Sélection de la Quinzaine des réalisateurs au Festival de Cannes 2006

Sorties les mercredis 22 novembre 2006 et 8 mars 2023


 


S’il fallait remonter dans la lignée du mixage cinématographique entre comique et fantastique, on trouverait d’abord la série américaine Abbott and Costello Meet Frankenstein (1), puis, successivement, toutes les créatures de l’épouvante dans les années 1940-1950. La "recette" de Bong Joon-ho consiste en effet à lâcher des personnages burlesques dans une science-fiction classique, type Godzilla selon l’esprit "série B" qui permet toutes les audaces.


 

Mais le cinéaste coréen ayant une autre envergure que les tâcherons d’outre-Atlantique il y a soixante ans, son humour se révèle bien plus subtil que le pastiche hollywoodien des Deux Nigauds, le scénario de The Host se teinte d’une féroce critique politico-sociale, et le brio de la mise en scène réconcilie à la fois cinéphiles et fans du film de terreur dans ce grand film populaire au suspense haletant, aux ingénieux rebondissements et au récit rapide d’une fluidité élégante.


 


 

Bong Joon-ho excelle à combiner émotion et spectacle comme tragique, effets spéciaux et comédie de mœurs en conservant la distance nécessaire au divertissement.

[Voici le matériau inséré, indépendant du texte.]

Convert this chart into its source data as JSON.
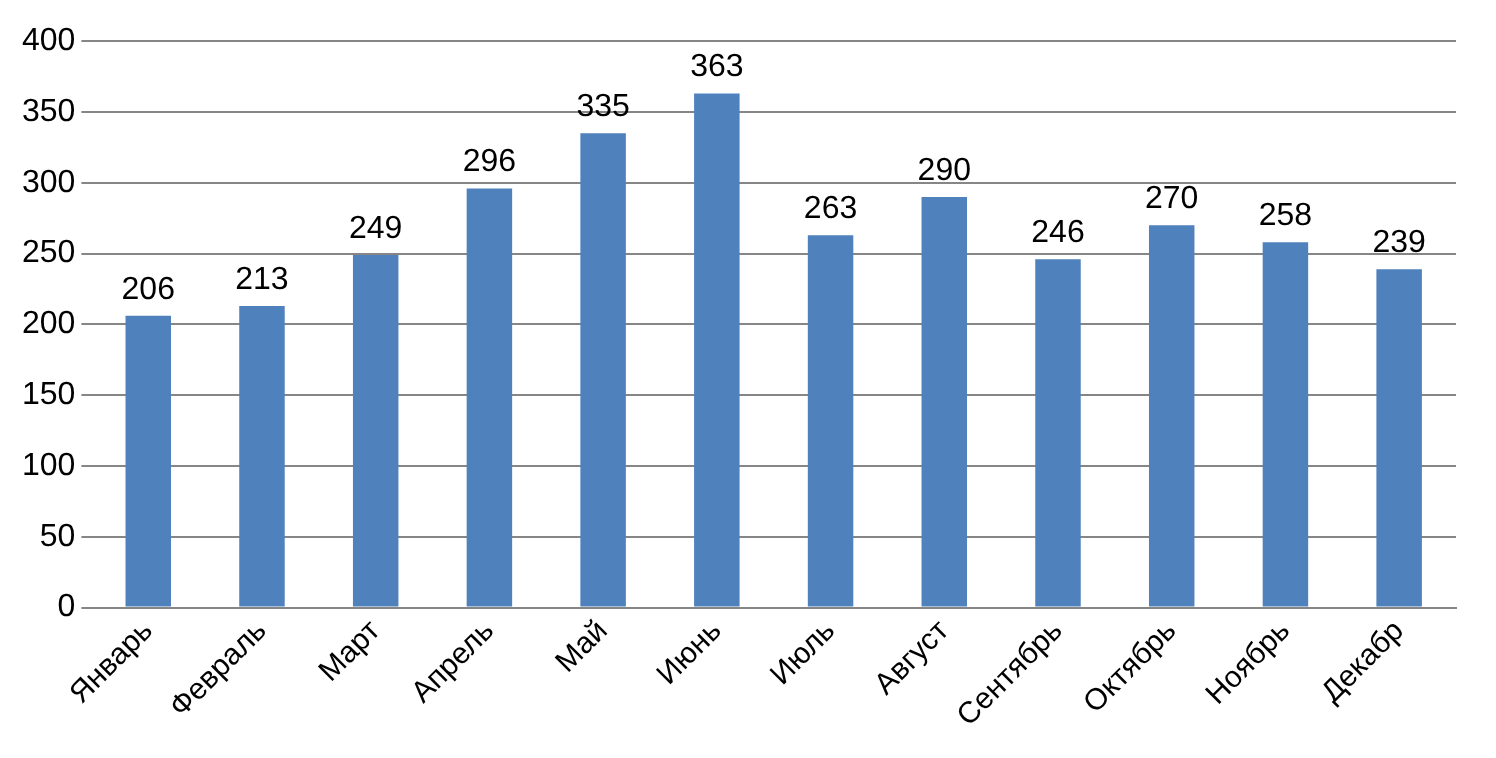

Tout ça, c’est du cinéma, on nous le rappelle constamment et cette maîtrise d’une réalisation qui s’amuse à nous faire peur est particulièrement jubilatoire. Il faut sauver la petite Hyun-Seo emportée par un monstre mutant, gluant, parfois voltigeant au-dessus du fleuve Han, mais à la démarche balourde et à la gueule vaginale, qui dévore ses proies avant de vomir leurs os dans les égouts de Séoul. C’est la Belle retenue prisonnière dans l’antre de la Bête, la baleine de Jonas avalant toutes vives les créatures que le père viendra extraire de sa main. Mais la quête initiatique, le mythe et la grandiloquence d’opéra sont systématiquement contestés par la dérision.


 


 

Ainsi ce calmar géant rappelle-t-il la spécialité culinaire du snack de la première séquence, les hurlements de peine sont plus grotesques que pathétiques, et le sublime du combat par le feu qui aura finalement raison de l’eau est nié par les ratés cocasses de Pieds-Nickelés, qui ne sont pas à la hauteur de la mission de sauveurs de l’humanité qui leur incombe.


 


 

Un vieillard, un débile dormeur, un chômeur ivre et une tireuse à l’arc trop lente : voilà en effet les Chevaliers blancs justiciers composant la famille Park dont les rapports entre eux hésitent constamment entre bouffonnerie et mélodrame. Mais ils réussiront, car les autorités politiques, scientifiques, militaires, sanitaires, policières et médiatiques mises en œuvre sont toutes plus bornées, ignorantes, stupides et inefficaces les unes que les autres. État d’urgence et paranoïa d’une épidémie foudroyante aboutissent au chaos, comme les manifestations écologistes ajoutent à la panique générale.


 


 

Le summum sera atteint avec les troupes d’intervention de la puissance tutélaire américaine. En fait responsables de la catastrophe - le pré-générique nous apprend que ce sont eux qui ont pollué la rivière et qu’il s’agit là d’un fait divers réel des années 1950 -, les États-Unis voudront tester, pour la première fois en vraie grandeur, sur les civils coréens des fumées jaunes toxiques mises au point par l’armée.


 

Horreur ? Enfin, pas tout-à-fait, car les clownesques équipes médicales de prévention, dont les tâches signalent à tout coup dans la foule en mouvement l’imminence de quelque gag savoureux, sont aussi en cirés jaunes.

René Prédal
Jeune Cinéma n°306-307, décembre 2006

1. Deux Nigauds contre Frankenstein (Abbott and Costello Meet Frankenstein) de Charles T. Barton (1948).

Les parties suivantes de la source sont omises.